Algorithm for ordering a list based on the ordering of another, partial, list

Question

This question is different to other questions on the topic of sorting a list based on the order of another list in the sense that the order list does not contain all the keys used in the list.

Say I have a list [a, b, c, d, e] and my order list [b, d, e].

Now I change my order list to [b, e, d]. Is there a relatively simple algorithm to resort the original list? Let's say it's not important whether the final ordering is [a, b, e, c, d] or [a, b, c, e, d], and the order list will always be a subset of the original list.

Edit: clearing up some questions about the final ordering, from my example: e was ordered to be between b and d, and in the sorted list it doesn't matter if e ends up adjacent to b or d. But for example, if due to this sorting a moved to after b - while a legal ordering - it's not desirable.

Answer 1

You can accomplish what you want by setting up a custom comparator as Dennis Callanan has suggested and then doing a stable sort of the array. Quicksort is not a stable sort; it will generally change the order of elements not included in the partial ordering. Merge sort is a stable sort.
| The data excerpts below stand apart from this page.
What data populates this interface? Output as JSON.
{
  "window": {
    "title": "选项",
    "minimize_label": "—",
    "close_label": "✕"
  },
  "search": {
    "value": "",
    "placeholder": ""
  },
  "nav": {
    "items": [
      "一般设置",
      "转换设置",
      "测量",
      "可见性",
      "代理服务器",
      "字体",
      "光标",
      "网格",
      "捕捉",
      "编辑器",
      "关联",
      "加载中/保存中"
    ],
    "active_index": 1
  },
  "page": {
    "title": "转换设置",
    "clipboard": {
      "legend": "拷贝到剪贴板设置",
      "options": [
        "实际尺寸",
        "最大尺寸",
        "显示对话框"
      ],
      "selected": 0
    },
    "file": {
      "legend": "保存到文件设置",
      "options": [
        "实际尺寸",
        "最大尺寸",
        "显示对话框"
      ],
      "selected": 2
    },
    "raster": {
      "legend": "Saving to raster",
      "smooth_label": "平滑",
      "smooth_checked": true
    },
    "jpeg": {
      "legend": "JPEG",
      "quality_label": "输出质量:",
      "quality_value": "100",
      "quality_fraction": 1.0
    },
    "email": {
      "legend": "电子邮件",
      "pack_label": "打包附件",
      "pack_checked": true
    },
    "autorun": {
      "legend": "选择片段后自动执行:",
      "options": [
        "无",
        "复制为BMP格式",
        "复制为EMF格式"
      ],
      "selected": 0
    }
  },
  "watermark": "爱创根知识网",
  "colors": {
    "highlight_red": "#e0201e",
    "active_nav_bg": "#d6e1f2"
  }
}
If you use linear search in the comparator, the algorithm will run in time O(n^2 log n) I think. What you need to do to make it run faster is to make one run through the new array, hashing the position of each element in the array for fast lookups.

I could implement it in Java but I don't know Python, sorry.

Another perspective on this is to use a topological sort. In your original list you had a -> b -> c -> d -> e where the arrows mean a "comes before" b. Then you add the new data b -> e -> d. You've got to break any arrows in the first list that lead to contradictions, i.e., d -> e. What you then have is a bunch of arrows:

a -> b, b -> c, c -> d, b -> e, e -> d

If that is a directed acyclic graph (i.e., no contradictions), you can then toposort it in O(V + E) time. Since the number of edges is at most 2n, that's O(n) time, very efficient.

The issue is deciding what arrows to break (and maybe replace with other arrows) in the original list so that there aren't any contradictions. In general that's an NP-hard problem called minimum feedback arc set but I suspect there's something in the structure of your problem that would make it run faster.

Finally, what about just replacing the elements in the (non-contiguous) subarray [ ..., b, ..., d, e] with the permutation given by the new array? That can be accomplished in O(n) time.